4. Some of the characterization of responses (for example, the GO analysis) is formulaic without providing useful insight. If the authors wish to keep it, the text would be improved by relegating it to supplementary material.

Answer: Thank you for pointing this out. We transferred the results of GO analysis to supplementary material (Figure S2).

5. The idea of confirming transcriptional responses by western blotting is good, but the results vary in their ability to convince the reader. In figure 1d, for example, effects on IL1B and Claudin1 are clear, but those on CYP1A1, SCD, HMGCS1 are not. Similarly, the reader is hard pressed to see some of the differences claimed in Fig 2a and b. Perhaps quantitation would make these more convincing.  It is not clear what the reader is supposed to see in Fig 3d.

Answer: Thank you for pointing this out. The intensity of protein bands by western blotting was quantified (Figure 1c and Figure 2). The fluorescence intensity (blue) in Figure 3d was also calculated using the Zen software and normalized to the number of cells. We added these results to the manuscripts (line 207-208).

6. Fig 4 is quite difficult to decipher. The difference between the line labeled x200 and the line below it are not clear. While staining with CK7 and MUC1 is obvious, what the reader is supposed to see in the other sections is not.  Perhaps some arrows to direct the reader’s attention would help.

Answer: Thank you for pointing this out. We added arrows pointing to representative stained regions (Figure 4; line 213).

7. Some of the tabulated items could use further explanation. For example, in Table 1, the reader has no idea of the importance of the values in the columns “Ratio” and “z-score”. Similarly, in Table 2, neither the “Activation z-score” nor the “overlap” explained in the next column are explained. Table 3 has similarly unexplained columns.

Answer: Thank you for pointing this out. We added the explanation of the terms (Table 1, Table 2 and Table 3; line 130-134, 156-159 and 163-166). 

8. The cell viability by the CCK-8 assay employed shows little if any sensitivity toward the samples, rationalizing the high exposure levels in the cultures. This seems quite unusual, leading the reader to wonder whether the CCK-8 assay is sufficiently sensitive (what it measures in not explained). Reduction of exposure level to 20 ug/ml in Figure 4 is puzzling.

Answer: Thank you for pointing this out. CCK-8 assay is a sensitive method based on WST-8 which is widely used in the detection of cell cytotoxicity (Anal. Commun., 1999, 36, 47–50).

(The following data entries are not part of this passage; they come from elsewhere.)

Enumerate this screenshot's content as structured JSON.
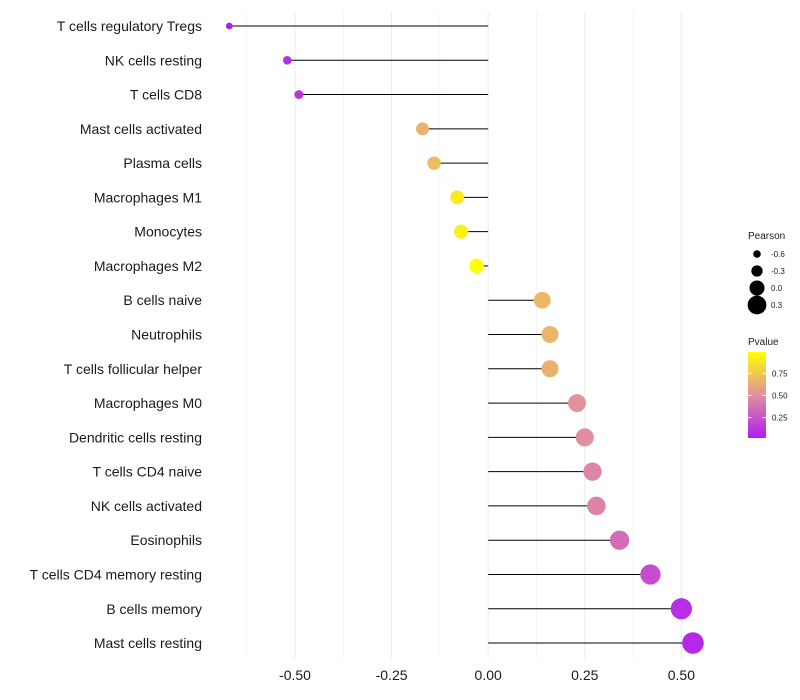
{
  "chart_data": {
    "type": "lollipop",
    "title": "",
    "xlabel": "",
    "ylabel": "",
    "xlim": [
      -0.72,
      0.6
    ],
    "x_ticks": [
      -0.5,
      -0.25,
      0.0,
      0.25,
      0.5
    ],
    "x_tick_labels": [
      "-0.50",
      "-0.25",
      "0.00",
      "0.25",
      "0.50"
    ],
    "categories": [
      "T cells regulatory  Tregs",
      "NK cells resting",
      "T cells CD8",
      "Mast cells activated",
      "Plasma cells",
      "Macrophages M1",
      "Monocytes",
      "Macrophages M2",
      "B cells naive",
      "Neutrophils",
      "T cells follicular helper",
      "Macrophages M0",
      "Dendritic cells resting",
      "T cells CD4 naive",
      "NK cells activated",
      "Eosinophils",
      "T cells CD4 memory resting",
      "B cells memory",
      "Mast cells resting"
    ],
    "pearson": [
      -0.67,
      -0.52,
      -0.49,
      -0.17,
      -0.14,
      -0.08,
      -0.07,
      -0.03,
      0.14,
      0.16,
      0.16,
      0.23,
      0.25,
      0.27,
      0.28,
      0.34,
      0.42,
      0.5,
      0.53
    ],
    "pvalue": [
      0.02,
      0.1,
      0.12,
      0.66,
      0.7,
      0.9,
      0.92,
      0.99,
      0.68,
      0.67,
      0.66,
      0.52,
      0.5,
      0.46,
      0.45,
      0.35,
      0.22,
      0.1,
      0.07
    ],
    "grid": true,
    "legend_size": {
      "title": "Pearson",
      "labels": [
        "-0.6",
        "-0.3",
        "0.0",
        "0.3"
      ],
      "values": [
        -0.6,
        -0.3,
        0.0,
        0.3
      ]
    },
    "legend_color": {
      "title": "Pvalue",
      "labels": [
        "0.75",
        "0.50",
        "0.25"
      ],
      "values": [
        0.75,
        0.5,
        0.25
      ],
      "range": [
        0.02,
        0.99
      ],
      "low_color": "#b01cf0",
      "mid_color": "#e090a0",
      "high_color": "#ffff00"
    },
    "legend_position": "right"
  }
}
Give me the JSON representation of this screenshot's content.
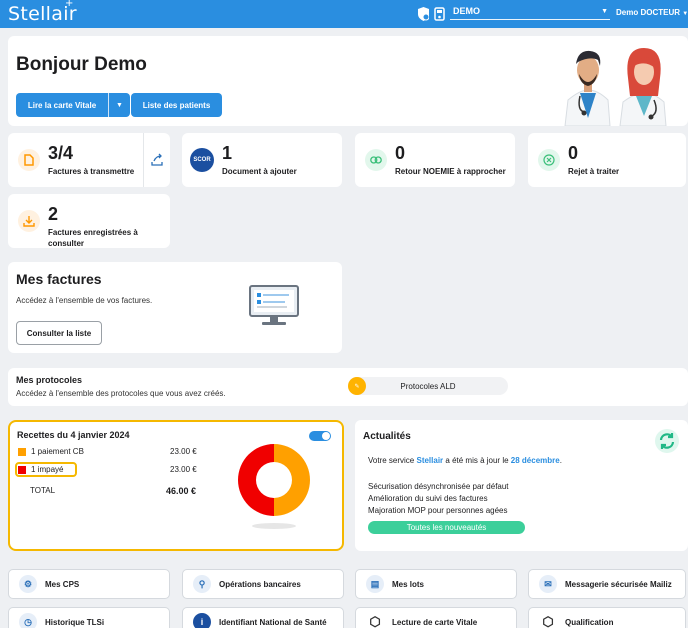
{
  "header": {
    "logo": "Stellair",
    "context": "DEMO",
    "user": "Demo DOCTEUR"
  },
  "welcome": {
    "title": "Bonjour Demo",
    "read_card_button": "Lire la carte Vitale",
    "patients_button": "Liste des patients"
  },
  "stats": [
    {
      "value": "3/4",
      "label": "Factures à transmettre"
    },
    {
      "value": "1",
      "label": "Document à ajouter",
      "icon_text": "SCOR"
    },
    {
      "value": "0",
      "label": "Retour NOEMIE à rapprocher"
    },
    {
      "value": "0",
      "label": "Rejet à traiter"
    },
    {
      "value": "2",
      "label": "Factures enregistrées à consulter"
    }
  ],
  "invoices": {
    "title": "Mes factures",
    "subtitle": "Accédez à l'ensemble de vos factures.",
    "button": "Consulter la liste"
  },
  "protocols": {
    "title": "Mes protocoles",
    "subtitle": "Accédez à l'ensemble des protocoles que vous avez créés.",
    "item": "Protocoles ALD"
  },
  "recettes": {
    "title": "Recettes du 4 janvier 2024",
    "rows": [
      {
        "label": "1 paiement CB",
        "amount": "23.00 €",
        "color": "#ffa000"
      },
      {
        "label": "1 impayé",
        "amount": "23.00 €",
        "color": "#f00000"
      }
    ],
    "total_label": "TOTAL",
    "total_amount": "46.00 €"
  },
  "chart_data": {
    "type": "pie",
    "categories": [
      "1 paiement CB",
      "1 impayé"
    ],
    "values": [
      23.0,
      23.0
    ],
    "colors": [
      "#ffa000",
      "#f00000"
    ]
  },
  "news": {
    "title": "Actualités",
    "intro_prefix": "Votre service",
    "intro_brand": "Stellair",
    "intro_mid": "a été mis à jour le",
    "intro_date": "28 décembre",
    "intro_suffix": ".",
    "items": [
      "Sécurisation désynchronisée par défaut",
      "Amélioration du suivi des factures",
      "Majoration MOP pour personnes agées"
    ],
    "button": "Toutes les nouveautés"
  },
  "shortcuts": [
    {
      "label": "Mes CPS"
    },
    {
      "label": "Opérations bancaires"
    },
    {
      "label": "Mes lots"
    },
    {
      "label": "Messagerie sécurisée Mailiz"
    },
    {
      "label": "Historique TLSi"
    },
    {
      "label": "Identifiant National de Santé"
    },
    {
      "label": "Lecture de carte Vitale"
    },
    {
      "label": "Qualification"
    }
  ],
  "colors": {
    "brand_blue": "#2a8ee0",
    "accent_orange": "#ffa000",
    "alert_red": "#f00000",
    "highlight_yellow": "#f5b800",
    "news_green": "#3ccf9a"
  }
}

PM2.5 was applied on the human skin model at the concentration of 20 μg/cm² in Figure 4. The concentration is similar to those used in other experiment using SZ95 sebocytes. Although there are slight differences depending on the size of cell culture plates, the concentration of 100 μg/ml can be converted into the amount close to 20 μg/cm² (17.2 μg/cm² for 100 mm plate or 20.8 μg/cm² for 6-well plate). According to our calculation, the amount of PM2.5 (20 μg/cm²) is similar to the amount accumulated on the skin (25.2 μg/cm²), assuming that all PM touching the skin surface for 1 h accumulate on the skin surface on a day with high concentration of PM2.5 (35 μg/m³; average air flow of 2 m/s).